Vektar blinked. "What do you mean?"
"I mean my mother's voice rang in my skull like a damn warning bell. Said not to trust you." Her tone was calm, but her words carried steel. "So... tell me, Vektar. Are you planning to turn me in?"
"No."
"Planning to control me? Reprogram me?"
"No."
"Then say it," she challenged, stepping closer. "Say you have no intention of betraying me."
He didn't blink. "I have no intention of betraying you."
Zora studied him for a moment longer, searching for cracks in his composure.
"Fine," she said. "But don't expect me to stop watching you."
"That," he said, "would be wise."
She turned away before he could say more, her boots crunching on broken stone.
They descended toward the outer ruins in silence, their path weaving between decayed metal trees and half-toppled statues of past rulers. Vektar began outlining the plan... secure a safehouse, meet with a rebel mechanic named Senn, and gather intel on Horam's new chain of command.
Zora only half-listened. Her mind kept replaying the voice. Her mother's voice. Whispering warnings no one else could hear.
She didn't know what was real anymore but she did know her gut. And her gut said: Stay sharp. Don't sleep on trust.
"So," she said, breaking the tension with a smirk, "any chance this rebel safehouse has a real bed and not just a metal slab that smells like armpits?"
"If it does," Vektar said, "we'll both be shocked."
"Oh joy," she muttered. "A rebel sleepover.

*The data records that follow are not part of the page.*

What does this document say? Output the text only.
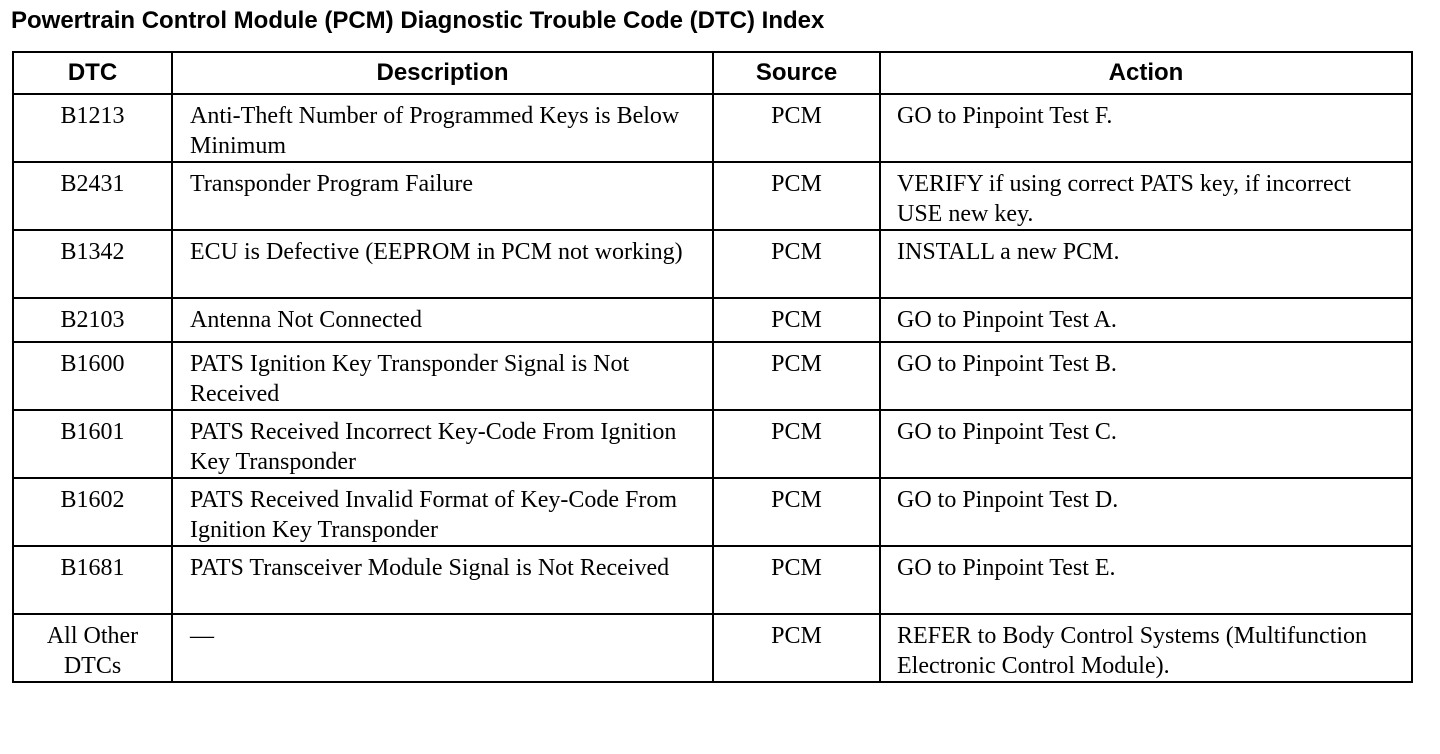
Powertrain Control Module (PCM) Diagnostic Trouble Code (DTC) Index
DTC	Description	Source	Action
B1213	Anti-Theft Number of Programmed Keys is Below Minimum	PCM	GO to Pinpoint Test F.
B2431	Transponder Program Failure	PCM	VERIFY if using correct PATS key, if incorrect USE new key.
B1342	ECU is Defective (EEPROM in PCM not working)	PCM	INSTALL a new PCM.
B2103	Antenna Not Connected	PCM	GO to Pinpoint Test A.
B1600	PATS Ignition Key Transponder Signal is Not Received	PCM	GO to Pinpoint Test B.
B1601	PATS Received Incorrect Key-Code From Ignition Key Transponder	PCM	GO to Pinpoint Test C.
B1602	PATS Received Invalid Format of Key-Code From Ignition Key Transponder	PCM	GO to Pinpoint Test D.
B1681	PATS Transceiver Module Signal is Not Received	PCM	GO to Pinpoint Test E.
All Other DTCs	—	PCM	REFER to Body Control Systems (Multifunction Electronic Control Module).
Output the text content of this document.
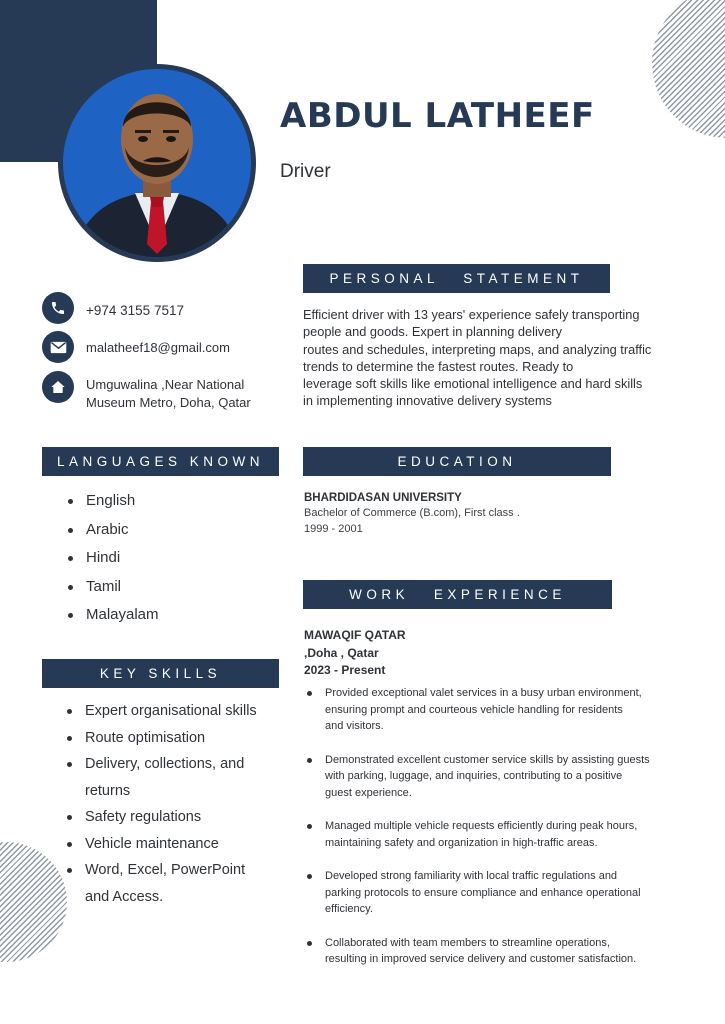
ABDUL LATHEEF
Driver
PERSONAL   STATEMENT
LANGUAGES KNOWN	EDUCATION
WORK   EXPERIENCE
KEY SKILLS
+974 3155 7517
malatheef18@gmail.com
Umguwalina ,Near National
Museum Metro, Doha, Qatar
Efficient driver with 13 years' experience safely transporting
people and goods. Expert in planning delivery
routes and schedules, interpreting maps, and analyzing traffic
trends to determine the fastest routes. Ready to
leverage soft skills like emotional intelligence and hard skills
in implementing innovative delivery systems
English
Arabic
Hindi
Tamil
Malayalam
Expert organisational skills
Route optimisation
Delivery, collections, and
returns
Safety regulations
Vehicle maintenance
Word, Excel, PowerPoint
and Access.
BHARDIDASAN UNIVERSITY
Bachelor of Commerce (B.com), First class .
1999 - 2001
MAWAQIF QATAR
,Doha , Qatar
2023 - Present
Provided exceptional valet services in a busy urban environment,
ensuring prompt and courteous vehicle handling for residents
and visitors.
Demonstrated excellent customer service skills by assisting guests
with parking, luggage, and inquiries, contributing to a positive
guest experience.
Managed multiple vehicle requests efficiently during peak hours,
maintaining safety and organization in high-traffic areas.
Developed strong familiarity with local traffic regulations and
parking protocols to ensure compliance and enhance operational
efficiency.
Collaborated with team members to streamline operations,
resulting in improved service delivery and customer satisfaction.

All I'm missing is nail polish and unresolved trauma."
He gave a small, brief nod that might've been a chuckle.
They turned a corner and stopped dead.
Something was there.
A tall, armored figure stood in the middle of the rubble-strewn road ahead. Its frame gleamed obsidian-black, sleek and silent. A glowing red optic blinked from behind its helmet. Across its chest, etched deep into the metal, was the royal symbol of Songrin.
Zora's blood ran cold.
"Dromain," Vektar whispered. "One of the Hunters. Advanced tracking unit. It shouldn't be this far out."
The figure stepped forward. Its voice was smooth, almost human, but tinted with distortion.
"Princess Zora," it said.
She tensed. "It knows my name."
"It knows more than that," Vektar said, stepping forward.
The Hunter's scanner pulsed as it locked onto her. Symbols danced across its chest display. Zora could see the text:
Subject: Zora Aiden.
Classification: Unknown Asset.
Threat Level: Processing...
DNA Match: 100%.
Bloodline Confirmed.
It raised a weapon, the barrel glowing red. Zora reached for her blade.
But it didn't fire.
Instead, it stared for a long moment. Then it slowly lowered the weapon and tilted its head.
"Your blood survives," it said. "I know your blood."
And then, with a shimmer of light, the Hunter disappeared into stealth mode and was gone.
Zora stood frozen.
"They're not just hunting me," she said quietly. "They're recognizing me."
She turned to Vektar with a slow, growing smile.
"Good," she whispered. "That means Songrin hasn't forgotten me."